Since I hold a couple of LL.B’s and an LL.M., I thought I’d chirp in.
The historical sequence of degrees in England was LL.B., LL.M., and the LL.D. - Bachelor, Master and Doctor of Laws, respectively. However, that logical sequence has been disrupted.
The LL.D. long ago became an honourary degree. For real work, it’s been replaced by either the JSD or DCL, as King Rat mentioned.
In the United States, the LL.B. was replaced with the J.D. (“Juris Doctor”) when the powers that be decided to make it a graduate degree (i.e. - you could only apply if you had a bachelor’s degree of some sort, like a B.A., B.Sc., etc.)

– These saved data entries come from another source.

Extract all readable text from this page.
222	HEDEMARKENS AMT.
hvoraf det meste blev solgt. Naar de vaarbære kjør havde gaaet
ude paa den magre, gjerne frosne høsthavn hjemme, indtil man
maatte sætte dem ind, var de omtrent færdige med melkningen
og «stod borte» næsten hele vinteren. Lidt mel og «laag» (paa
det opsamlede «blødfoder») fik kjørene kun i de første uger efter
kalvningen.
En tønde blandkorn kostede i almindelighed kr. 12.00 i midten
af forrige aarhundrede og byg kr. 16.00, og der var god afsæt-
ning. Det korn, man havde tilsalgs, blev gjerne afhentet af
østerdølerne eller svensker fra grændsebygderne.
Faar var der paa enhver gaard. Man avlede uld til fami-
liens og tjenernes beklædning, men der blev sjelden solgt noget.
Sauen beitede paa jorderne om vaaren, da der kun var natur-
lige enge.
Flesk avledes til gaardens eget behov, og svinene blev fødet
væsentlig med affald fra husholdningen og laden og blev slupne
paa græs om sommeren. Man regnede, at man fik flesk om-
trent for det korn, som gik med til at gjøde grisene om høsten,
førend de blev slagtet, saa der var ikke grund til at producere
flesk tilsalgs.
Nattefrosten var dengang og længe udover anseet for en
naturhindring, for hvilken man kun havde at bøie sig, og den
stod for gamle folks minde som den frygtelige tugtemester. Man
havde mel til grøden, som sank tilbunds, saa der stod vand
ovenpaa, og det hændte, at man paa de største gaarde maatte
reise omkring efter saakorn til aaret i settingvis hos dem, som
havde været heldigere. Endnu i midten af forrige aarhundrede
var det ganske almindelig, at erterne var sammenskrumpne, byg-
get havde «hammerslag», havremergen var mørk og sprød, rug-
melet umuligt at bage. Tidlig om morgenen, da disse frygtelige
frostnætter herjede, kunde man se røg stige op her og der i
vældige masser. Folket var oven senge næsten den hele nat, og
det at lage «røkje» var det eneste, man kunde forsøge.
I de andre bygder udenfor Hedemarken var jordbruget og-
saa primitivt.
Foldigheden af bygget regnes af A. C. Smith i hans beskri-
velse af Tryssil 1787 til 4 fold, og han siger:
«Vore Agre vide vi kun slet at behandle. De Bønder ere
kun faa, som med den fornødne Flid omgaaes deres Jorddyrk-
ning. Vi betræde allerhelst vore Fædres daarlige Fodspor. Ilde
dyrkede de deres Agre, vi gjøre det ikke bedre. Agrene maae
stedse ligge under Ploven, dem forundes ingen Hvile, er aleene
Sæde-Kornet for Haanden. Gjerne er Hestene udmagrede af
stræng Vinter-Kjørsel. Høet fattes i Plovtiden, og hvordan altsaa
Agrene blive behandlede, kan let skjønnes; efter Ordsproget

However, in Canada and England, and I believe other Commonwealth countries, the LL.B. is still technically not a graduate degree. You can, in theory at least, be admitted to the LL.B. program without a prior degree. For example, in the common law provinces of Canada, you need at least two years of university work, but technically you don’t need a degree (as a matter of practice, few students get in who don’t have a previous degree, but it’s not required). In Québec, you can get into the law program out of CEGEP, and in England straight out of the equivalent of high school.
That leaves the LL.M. As stated, it can be an opportunity to specialise in a particular area of law, or it can be a stepping-stone to the doctorate program - the University decides to take you on for one year and see how you do, before admitting you to the doctoral program.